The Goat, 47 Highfield Lane, Southampton SO17 1QD.

Thursday 2nd July 2015

9:00- 12: 00 Cultural interactions

Chair: Professor Joachim Schloer (University of Southampton)

Jurgita Verbickiene (Vilnius University), “Translations and self-representation: literature as a tool for a mutual Jewish-Lithuanian recognition”

Mayhill Fowler (Stetson University), “Jews, Ukrainians, Soviets: backstage in the Yiddish theatres of Soviet Ukraine”

Egle Bendikaite (Lithuanian Institute of History), “From certain desire or real need: the contexts of Lithuanian and Jewish cultural interactions after the failure of national autonomy”

Mikhail Krutikov (University of Michigan), “A city divided: ethnic spaces and everyday life in interwar Wilno in the prose of Moyshe Levin”

Lunch 12:00-13:00

13:00- 16:00 Questions of Identity

Chair: Professor Mikhail Krutikov (University of Michigan)

Akvile Grigoraviciute (Université Paris IV), “The dual role of the State in Jewish educational systems: the case of Lithuania, Latvia and Estonia between the two world wars”

Sofia Grachova (European University Institute), “Mission Impossible?

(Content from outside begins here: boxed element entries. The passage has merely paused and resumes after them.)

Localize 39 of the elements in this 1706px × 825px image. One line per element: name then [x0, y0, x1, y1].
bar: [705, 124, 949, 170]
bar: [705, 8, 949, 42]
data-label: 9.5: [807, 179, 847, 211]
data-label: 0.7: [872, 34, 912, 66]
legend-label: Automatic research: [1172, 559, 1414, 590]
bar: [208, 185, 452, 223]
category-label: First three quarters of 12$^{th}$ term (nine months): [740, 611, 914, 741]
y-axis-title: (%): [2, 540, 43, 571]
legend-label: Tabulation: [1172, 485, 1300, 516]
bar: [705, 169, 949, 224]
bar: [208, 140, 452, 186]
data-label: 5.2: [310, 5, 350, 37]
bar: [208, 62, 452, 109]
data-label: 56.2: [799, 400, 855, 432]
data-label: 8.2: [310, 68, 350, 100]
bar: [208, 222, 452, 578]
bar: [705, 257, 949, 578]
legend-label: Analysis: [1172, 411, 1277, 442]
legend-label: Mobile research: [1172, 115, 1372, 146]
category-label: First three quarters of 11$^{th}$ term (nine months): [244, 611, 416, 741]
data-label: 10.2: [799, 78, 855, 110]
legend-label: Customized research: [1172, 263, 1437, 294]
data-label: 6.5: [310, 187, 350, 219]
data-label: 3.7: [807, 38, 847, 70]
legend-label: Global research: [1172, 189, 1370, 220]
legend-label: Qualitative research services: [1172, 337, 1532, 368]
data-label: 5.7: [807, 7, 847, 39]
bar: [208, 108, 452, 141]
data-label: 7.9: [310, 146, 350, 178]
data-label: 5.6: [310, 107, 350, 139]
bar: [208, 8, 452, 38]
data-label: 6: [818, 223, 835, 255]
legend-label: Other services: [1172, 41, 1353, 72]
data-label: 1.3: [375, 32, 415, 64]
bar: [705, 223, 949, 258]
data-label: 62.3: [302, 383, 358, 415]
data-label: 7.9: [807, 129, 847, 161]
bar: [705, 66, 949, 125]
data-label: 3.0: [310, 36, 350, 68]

Ukrainian-Jewish history writing in Soviet Ukraine (1920s)”

Darius Staliunas (Vilnius), “How Jews were informed about Lithuanians on the eve of WW1”

Mordekhai Zalkin (Ben Gurion University), “Where does the “Leisves aleja” lead to? ”

 

Tea break: 16:00-16:30

Close of open session

 

16:30 – 18:00 Working meeting on the research project for invited participants.